ISSN : 2288-9604(Online)
Effective face detection and robust face tracking using hybrid filter
Abstract
- 페이지_ 18권 2호 전체-9-19.pdf1.02MB
- 1. Introduction
- 2. Effective face detection
- 2.1. Image enhancement
- 2.2. Skin color segmentation
- 2.3. Labeling and face authentication
- 3. Face tracking using hybrid filter
- 3.1. Camshift algorithm
- 3.2. Kalman filter
- 3.3. Overview of my face tracking method
- 4. Experimental results
- 5. Conclusion
- Acknowledgement
1. Introduction
Automatic human face detection and tracking is a major work in many commercial applications such as video conferencing, security access control, and content based video indexing.
A first step of face tracking is to determine whether or not there are any faces in an image and detect the location of each if faces exist. In general, face detection algorithms can be divided into roughly four categories : knowledge-based techniques, template-matching, appearances-based approach and feature-based approach. Feature-based approachs are trying to find invariant facial features such as nose, mouth, texture, skin color for face detection.[1] Among the several features, skin color has been the most widely used method because of its invariance about translation, rotation and scale changes. I proposed the feature based approach based on skin and edge information for face detection. First image enhancement is carried out. After that skin segmentation using explicitly defined rule is conducted. At the same time edge of the gray scale image of the input image is determined using canny edge detection algorithm. Skin tone percentage index method is applied to the skin segmented image for the refinement of the skin segmentation result. The edge image and skin tone image are multiplied to separate all non-face regions from the candidate faces. The face candidate verification is then applied to decide which of the candidate regions actually correspond to a face by using primitive shape features. The advantage of the proposed method is that, it can detect faces with different size, pose, and expression under unconstrained illumination conditions.
In the recent years, more and more improved algorithms for face tracking have been proposed, for example, algorithm with Particle filter[2], meanshift, Camshift[3], algorithm with Kalman filter[4] and so on.
In Particle filter, the object model having high complexity and a lot of sample are required for an exact tracking.
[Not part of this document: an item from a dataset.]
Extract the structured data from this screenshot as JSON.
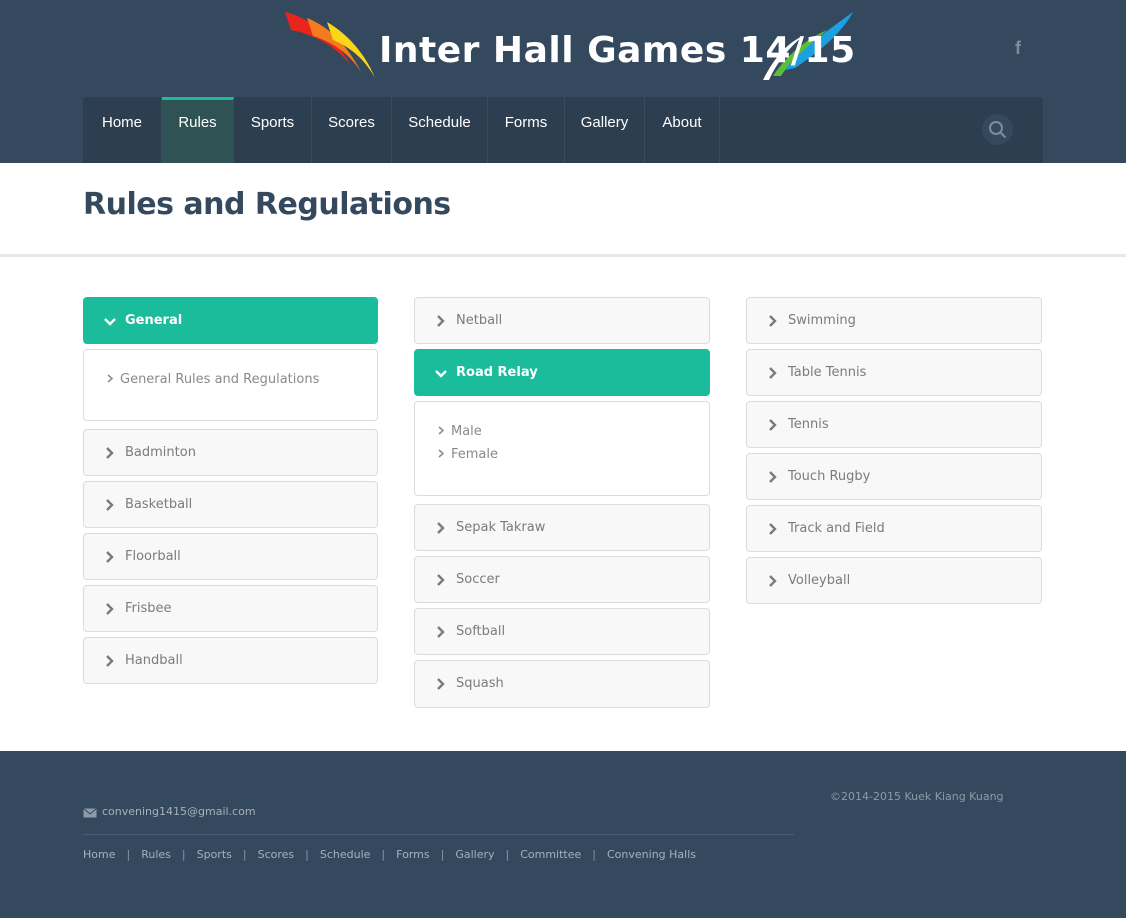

Meanshift has a problem when the size of object changes and a big burden of computational complexity. Camshift is used to solve these problems. Camshift approach is a kind of target tracking based on the color, which has the advantages that the color is rotation invariance and scale invariance, for the size and orientation neither sensitive. Camshift is computationally effective and achieves good performance in a simple environment. But, in the factual complicated applications, Camshift has some demerits. Firstly, Camshift based on color histogram, has a worse robustness when object color is similar to background color and object is fully or partly occluded. Secondly, sometimes it could lose motion objects in dynamic background. Thirdly, Camshift can fail in tracking small and fast moving objects because it is trapped in local maximum[5].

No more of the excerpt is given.